Una donna di 29 anni è stata iscritta nel registro degli indagati con un'accusa terribile: quella di infanticidio in condizione di abbandono. La 29enne, che secondo la sua versione sarebbe venuta in Italia in vacanza dalla Corea, è stata trovata il 3 maggio in un bed & breakfast in via Turati 140, dietro la stazione Termini, seduta accanto alla vasca della casa che aveva affittato. Vicino, in un lago di sangue, una bambina appena nata. Secondo quanto riportato dal Corriere della Sera, quando è stata interrogata dal pubblico ministero la donna ha detto di non sapere di essere incinta e che sarebbe arrivata in Italia per una vacanza. La sera del 3 maggio, si è sentita male e ha partorito, tagliando il cordone ombelicale. La piccola era morta, lasciata nella vasca in un lago di sangue. Sulla vicenda indagano i poliziotti della Squadra Mobile e quelli del commissariato Viminale: il sospetto è che sia stata la madre a uccidere la piccola.
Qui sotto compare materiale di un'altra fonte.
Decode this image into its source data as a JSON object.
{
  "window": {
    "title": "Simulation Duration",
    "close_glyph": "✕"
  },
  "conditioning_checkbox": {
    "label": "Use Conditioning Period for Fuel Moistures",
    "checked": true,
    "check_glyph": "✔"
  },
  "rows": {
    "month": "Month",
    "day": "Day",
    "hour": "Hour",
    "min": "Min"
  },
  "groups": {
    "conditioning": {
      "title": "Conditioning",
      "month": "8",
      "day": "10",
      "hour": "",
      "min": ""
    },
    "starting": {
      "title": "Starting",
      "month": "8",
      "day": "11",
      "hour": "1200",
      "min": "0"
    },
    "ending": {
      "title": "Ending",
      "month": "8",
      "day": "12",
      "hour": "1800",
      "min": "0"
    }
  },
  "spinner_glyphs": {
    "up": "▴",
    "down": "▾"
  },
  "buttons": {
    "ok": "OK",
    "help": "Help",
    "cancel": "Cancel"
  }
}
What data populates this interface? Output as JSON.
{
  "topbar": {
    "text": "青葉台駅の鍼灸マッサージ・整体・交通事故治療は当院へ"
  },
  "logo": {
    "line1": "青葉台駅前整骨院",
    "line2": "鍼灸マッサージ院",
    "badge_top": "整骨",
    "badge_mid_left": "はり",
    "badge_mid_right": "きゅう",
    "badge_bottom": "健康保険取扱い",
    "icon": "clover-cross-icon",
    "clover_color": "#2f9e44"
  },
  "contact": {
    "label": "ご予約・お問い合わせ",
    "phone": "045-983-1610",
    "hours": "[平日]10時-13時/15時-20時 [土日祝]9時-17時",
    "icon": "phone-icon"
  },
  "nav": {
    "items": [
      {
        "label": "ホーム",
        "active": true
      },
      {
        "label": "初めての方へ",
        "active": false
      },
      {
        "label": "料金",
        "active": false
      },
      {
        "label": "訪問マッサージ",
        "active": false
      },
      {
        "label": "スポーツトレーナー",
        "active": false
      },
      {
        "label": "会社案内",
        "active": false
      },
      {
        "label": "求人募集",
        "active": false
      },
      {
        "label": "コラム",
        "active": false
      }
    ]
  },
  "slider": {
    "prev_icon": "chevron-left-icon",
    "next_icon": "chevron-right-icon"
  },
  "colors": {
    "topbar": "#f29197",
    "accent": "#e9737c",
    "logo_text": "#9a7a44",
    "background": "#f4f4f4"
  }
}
Le indagini dovrebbero essere chiuse a breve, e tra poco potrebbe profilarsi il processo per la donna.

Neonata trovata morta nel Tevere, prima soffocata poi gettata nel fiume

Il caso della bambina dissanguata in una vasca da bagno, ricorda quello di un'altra neonata trovata morta recentemente a Roma: quello della bimba rinvenuta nel Tevere da un pescatore. La vicenda è ancora avvolta nel mistero: non si sa chi sia stato a gettare il corpicino della bimba nel fiume né chi siano i genitori. Test del Dna sono stati fatti durante l'autopsia, ma gli esami potrebbero non rivelare nulla della sua provenienza. Dall'autopsia eseguita dal medico legale è emerso che la neonata è morta per asfissia, quindi qualcuno potrebbe averla soffocata prima di disfarsene nel Tevere. Gli inquirenti indagano nel mondo della prostituzione: secondo una delle prime ipotesi, la neonata – una bimba nata sana, a meno di 24 ore dalla morte – potrebbe essere stata strappata a una prostituta per farla tornare subito in strada. Ma rimangono solo ipotesi.